Additionally, provide an overview of project controls, development plans, test plans, implementation plans, post-implementation evaluation plans and how you will track project progress. Decision-makers will also want to know about significant risks and how they will be prevented or mitigated.

Deliverables can be broken down into intermediate deliverables and final deliverables.  Make sure your budget justification includes a discussion of the final project deliverable.  Deliverables can include system requirements, system specifications, hardware acquisition and installation, the pilot project results, software installation and user training, just to name a few. Provide a timeline of deliverables.

4 Offer Cost Estimates and Performance Measures
This is the meat of the budget and it is certainly something that becomes easier over time.  Many IT managers get bogged down in details, and it is unlikely that your funding authority wants to read that many details. It is usually best to structure cost estimates in such a way that decision-makers can quickly ascertain the big picture and then drill down to specific line items if they desire. 

“Present the budget in the context of the business requirements, and provide solid estimates for project cost, benefits, payback period, potential additional revenue and ROI,” says Santo Domingo. “Make sure to clearly define benefits so upper management will understand why to approve it.”

Describe the project plans and schedules, the key performance indicators that you will use to monitor and track progress, the periodic meetings and reports that you will use to communicate this progress to decision-makers, and the process that you will employ to take corrective actions if needed.  It may benefit you to provide a small table of key milestones and their schedule.

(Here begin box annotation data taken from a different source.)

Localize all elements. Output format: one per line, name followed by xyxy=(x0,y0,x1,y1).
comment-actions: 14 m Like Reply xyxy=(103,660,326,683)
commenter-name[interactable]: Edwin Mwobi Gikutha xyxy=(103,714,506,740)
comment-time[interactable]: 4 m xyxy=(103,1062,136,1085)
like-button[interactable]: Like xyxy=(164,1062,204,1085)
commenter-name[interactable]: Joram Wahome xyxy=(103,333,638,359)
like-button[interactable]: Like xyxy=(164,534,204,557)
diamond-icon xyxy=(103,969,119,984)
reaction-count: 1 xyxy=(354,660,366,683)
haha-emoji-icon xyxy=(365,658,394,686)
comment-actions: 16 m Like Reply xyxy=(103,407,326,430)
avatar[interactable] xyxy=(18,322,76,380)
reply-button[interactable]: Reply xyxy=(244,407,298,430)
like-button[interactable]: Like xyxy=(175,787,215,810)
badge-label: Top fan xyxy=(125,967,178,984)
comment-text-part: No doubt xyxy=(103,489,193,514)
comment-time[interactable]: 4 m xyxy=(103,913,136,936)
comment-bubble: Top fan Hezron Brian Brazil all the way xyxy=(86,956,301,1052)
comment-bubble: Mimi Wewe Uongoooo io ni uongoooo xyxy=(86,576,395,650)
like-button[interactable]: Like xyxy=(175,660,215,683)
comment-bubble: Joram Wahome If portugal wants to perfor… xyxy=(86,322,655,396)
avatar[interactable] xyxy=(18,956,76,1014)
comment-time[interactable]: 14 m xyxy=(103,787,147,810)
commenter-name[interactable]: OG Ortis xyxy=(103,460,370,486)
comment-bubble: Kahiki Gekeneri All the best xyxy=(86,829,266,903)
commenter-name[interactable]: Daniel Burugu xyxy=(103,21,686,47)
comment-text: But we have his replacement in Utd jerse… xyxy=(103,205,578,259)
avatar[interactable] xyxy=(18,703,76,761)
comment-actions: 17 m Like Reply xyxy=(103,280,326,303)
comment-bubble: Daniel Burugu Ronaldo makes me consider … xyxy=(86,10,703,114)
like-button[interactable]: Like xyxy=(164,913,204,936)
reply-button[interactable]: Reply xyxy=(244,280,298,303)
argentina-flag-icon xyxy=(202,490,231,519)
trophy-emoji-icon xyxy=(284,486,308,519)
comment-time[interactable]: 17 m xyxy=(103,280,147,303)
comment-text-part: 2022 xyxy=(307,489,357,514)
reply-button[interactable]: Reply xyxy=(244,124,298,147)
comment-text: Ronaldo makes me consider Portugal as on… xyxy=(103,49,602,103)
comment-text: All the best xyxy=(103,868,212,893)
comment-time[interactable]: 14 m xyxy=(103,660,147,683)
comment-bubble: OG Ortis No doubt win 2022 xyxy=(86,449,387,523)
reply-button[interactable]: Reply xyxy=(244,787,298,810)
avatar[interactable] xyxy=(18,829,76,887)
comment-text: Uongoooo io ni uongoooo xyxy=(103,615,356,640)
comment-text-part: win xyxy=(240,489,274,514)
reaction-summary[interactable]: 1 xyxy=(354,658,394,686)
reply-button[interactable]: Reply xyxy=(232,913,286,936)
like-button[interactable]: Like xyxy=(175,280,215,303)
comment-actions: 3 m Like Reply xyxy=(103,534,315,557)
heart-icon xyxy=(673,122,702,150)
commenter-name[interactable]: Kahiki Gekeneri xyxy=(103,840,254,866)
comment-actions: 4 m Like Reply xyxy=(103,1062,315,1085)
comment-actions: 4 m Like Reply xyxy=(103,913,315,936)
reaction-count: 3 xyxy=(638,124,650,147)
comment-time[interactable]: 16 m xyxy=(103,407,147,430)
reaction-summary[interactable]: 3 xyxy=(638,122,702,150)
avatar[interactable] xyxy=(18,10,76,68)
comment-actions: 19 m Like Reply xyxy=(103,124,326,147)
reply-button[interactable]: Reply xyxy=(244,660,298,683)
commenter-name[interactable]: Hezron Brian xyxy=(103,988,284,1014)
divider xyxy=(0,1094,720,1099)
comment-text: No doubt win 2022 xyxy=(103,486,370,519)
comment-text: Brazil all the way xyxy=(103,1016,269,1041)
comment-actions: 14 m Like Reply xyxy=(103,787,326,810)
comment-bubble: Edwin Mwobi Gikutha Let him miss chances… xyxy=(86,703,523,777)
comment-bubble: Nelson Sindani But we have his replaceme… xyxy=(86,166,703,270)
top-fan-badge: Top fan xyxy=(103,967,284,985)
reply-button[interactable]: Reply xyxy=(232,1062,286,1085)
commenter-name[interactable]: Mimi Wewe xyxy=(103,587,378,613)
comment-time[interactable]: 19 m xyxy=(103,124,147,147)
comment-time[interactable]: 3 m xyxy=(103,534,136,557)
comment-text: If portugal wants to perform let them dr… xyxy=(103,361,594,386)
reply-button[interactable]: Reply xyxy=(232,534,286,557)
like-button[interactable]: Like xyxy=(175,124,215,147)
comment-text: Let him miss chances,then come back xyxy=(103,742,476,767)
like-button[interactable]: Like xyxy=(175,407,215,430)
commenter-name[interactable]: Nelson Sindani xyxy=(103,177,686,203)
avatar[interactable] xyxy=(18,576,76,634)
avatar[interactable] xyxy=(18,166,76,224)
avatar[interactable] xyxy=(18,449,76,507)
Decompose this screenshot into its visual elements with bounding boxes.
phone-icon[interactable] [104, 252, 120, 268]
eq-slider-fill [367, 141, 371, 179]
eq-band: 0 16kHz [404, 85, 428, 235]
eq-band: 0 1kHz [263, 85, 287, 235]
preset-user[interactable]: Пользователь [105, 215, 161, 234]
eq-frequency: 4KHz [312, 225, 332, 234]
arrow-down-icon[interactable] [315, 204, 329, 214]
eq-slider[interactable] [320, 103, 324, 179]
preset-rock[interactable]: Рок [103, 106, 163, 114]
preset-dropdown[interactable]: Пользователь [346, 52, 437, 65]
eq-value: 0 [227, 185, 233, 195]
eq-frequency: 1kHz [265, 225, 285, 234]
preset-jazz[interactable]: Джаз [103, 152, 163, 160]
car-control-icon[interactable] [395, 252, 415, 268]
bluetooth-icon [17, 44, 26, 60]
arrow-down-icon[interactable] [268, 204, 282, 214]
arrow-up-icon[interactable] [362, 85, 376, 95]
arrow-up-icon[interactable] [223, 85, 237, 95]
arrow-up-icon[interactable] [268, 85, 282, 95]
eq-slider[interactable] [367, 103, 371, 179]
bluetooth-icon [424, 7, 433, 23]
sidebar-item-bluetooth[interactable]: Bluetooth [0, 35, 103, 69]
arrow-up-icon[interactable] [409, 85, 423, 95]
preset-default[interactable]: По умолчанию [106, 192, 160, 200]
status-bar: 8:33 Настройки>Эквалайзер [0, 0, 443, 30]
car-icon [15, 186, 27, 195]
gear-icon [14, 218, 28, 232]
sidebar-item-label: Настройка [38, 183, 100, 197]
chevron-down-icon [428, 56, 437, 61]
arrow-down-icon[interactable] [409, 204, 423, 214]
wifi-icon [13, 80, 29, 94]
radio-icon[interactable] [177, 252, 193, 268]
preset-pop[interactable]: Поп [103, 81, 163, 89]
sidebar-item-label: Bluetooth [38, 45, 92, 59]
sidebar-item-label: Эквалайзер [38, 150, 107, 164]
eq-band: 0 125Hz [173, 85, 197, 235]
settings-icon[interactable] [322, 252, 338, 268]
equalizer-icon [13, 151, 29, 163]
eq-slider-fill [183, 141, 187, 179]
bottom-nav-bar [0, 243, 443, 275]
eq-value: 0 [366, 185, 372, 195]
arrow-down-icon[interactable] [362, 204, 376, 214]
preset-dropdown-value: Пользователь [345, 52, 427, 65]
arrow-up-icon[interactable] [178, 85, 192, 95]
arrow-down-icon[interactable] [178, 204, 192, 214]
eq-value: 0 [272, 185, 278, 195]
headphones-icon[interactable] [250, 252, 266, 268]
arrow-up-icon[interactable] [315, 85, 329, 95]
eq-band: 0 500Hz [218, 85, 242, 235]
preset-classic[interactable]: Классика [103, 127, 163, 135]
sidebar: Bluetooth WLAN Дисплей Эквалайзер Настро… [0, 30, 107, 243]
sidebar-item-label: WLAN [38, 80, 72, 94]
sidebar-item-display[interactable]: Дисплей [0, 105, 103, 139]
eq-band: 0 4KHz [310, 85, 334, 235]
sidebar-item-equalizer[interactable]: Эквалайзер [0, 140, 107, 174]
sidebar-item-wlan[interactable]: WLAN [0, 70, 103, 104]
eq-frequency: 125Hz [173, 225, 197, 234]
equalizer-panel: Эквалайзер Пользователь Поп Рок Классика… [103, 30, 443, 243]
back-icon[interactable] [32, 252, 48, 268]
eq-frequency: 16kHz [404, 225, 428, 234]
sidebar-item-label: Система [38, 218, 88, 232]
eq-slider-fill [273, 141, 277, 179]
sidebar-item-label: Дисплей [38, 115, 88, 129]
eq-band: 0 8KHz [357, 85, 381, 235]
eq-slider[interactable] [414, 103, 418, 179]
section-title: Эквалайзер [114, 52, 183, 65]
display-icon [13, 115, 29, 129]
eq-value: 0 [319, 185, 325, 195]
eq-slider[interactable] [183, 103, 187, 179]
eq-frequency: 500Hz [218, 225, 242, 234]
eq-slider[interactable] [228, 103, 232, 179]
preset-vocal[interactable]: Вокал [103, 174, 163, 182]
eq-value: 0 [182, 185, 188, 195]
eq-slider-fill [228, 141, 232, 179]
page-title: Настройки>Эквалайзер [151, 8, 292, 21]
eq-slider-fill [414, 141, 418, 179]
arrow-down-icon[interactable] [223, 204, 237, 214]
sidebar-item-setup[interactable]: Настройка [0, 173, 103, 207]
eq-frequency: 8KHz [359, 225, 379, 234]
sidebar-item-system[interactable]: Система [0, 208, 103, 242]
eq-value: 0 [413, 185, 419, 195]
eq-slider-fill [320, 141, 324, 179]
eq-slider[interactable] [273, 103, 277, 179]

Quantify wherever possible; it is better to say “we will deploy 52 new Windows Vista workstations” rather than say “we will buy the sales team new computers,” and tie these purchases to achieving business objectives. “Always quantify everything that you can, whether it is expenses or benefits,” says Santo Domingo.

5 Anticipate & Address Concerns
Be prepared to discuss the budget proposal and to defend your choices. Bear in mind that the goal is to reach consensus, not to win. It’s important to address management’s concerns before the project is funded, because if concerns come up later that you cannot address, it will spell trouble. By anticipating management’s concerns in advance, you can assure them that your funded project will be a success.

“The budget proposal has to be realistic and measurable because at the end of the project upper management is going to go back to the original document and determine whether or not you’ve succeeded,” Santo Domingo warns.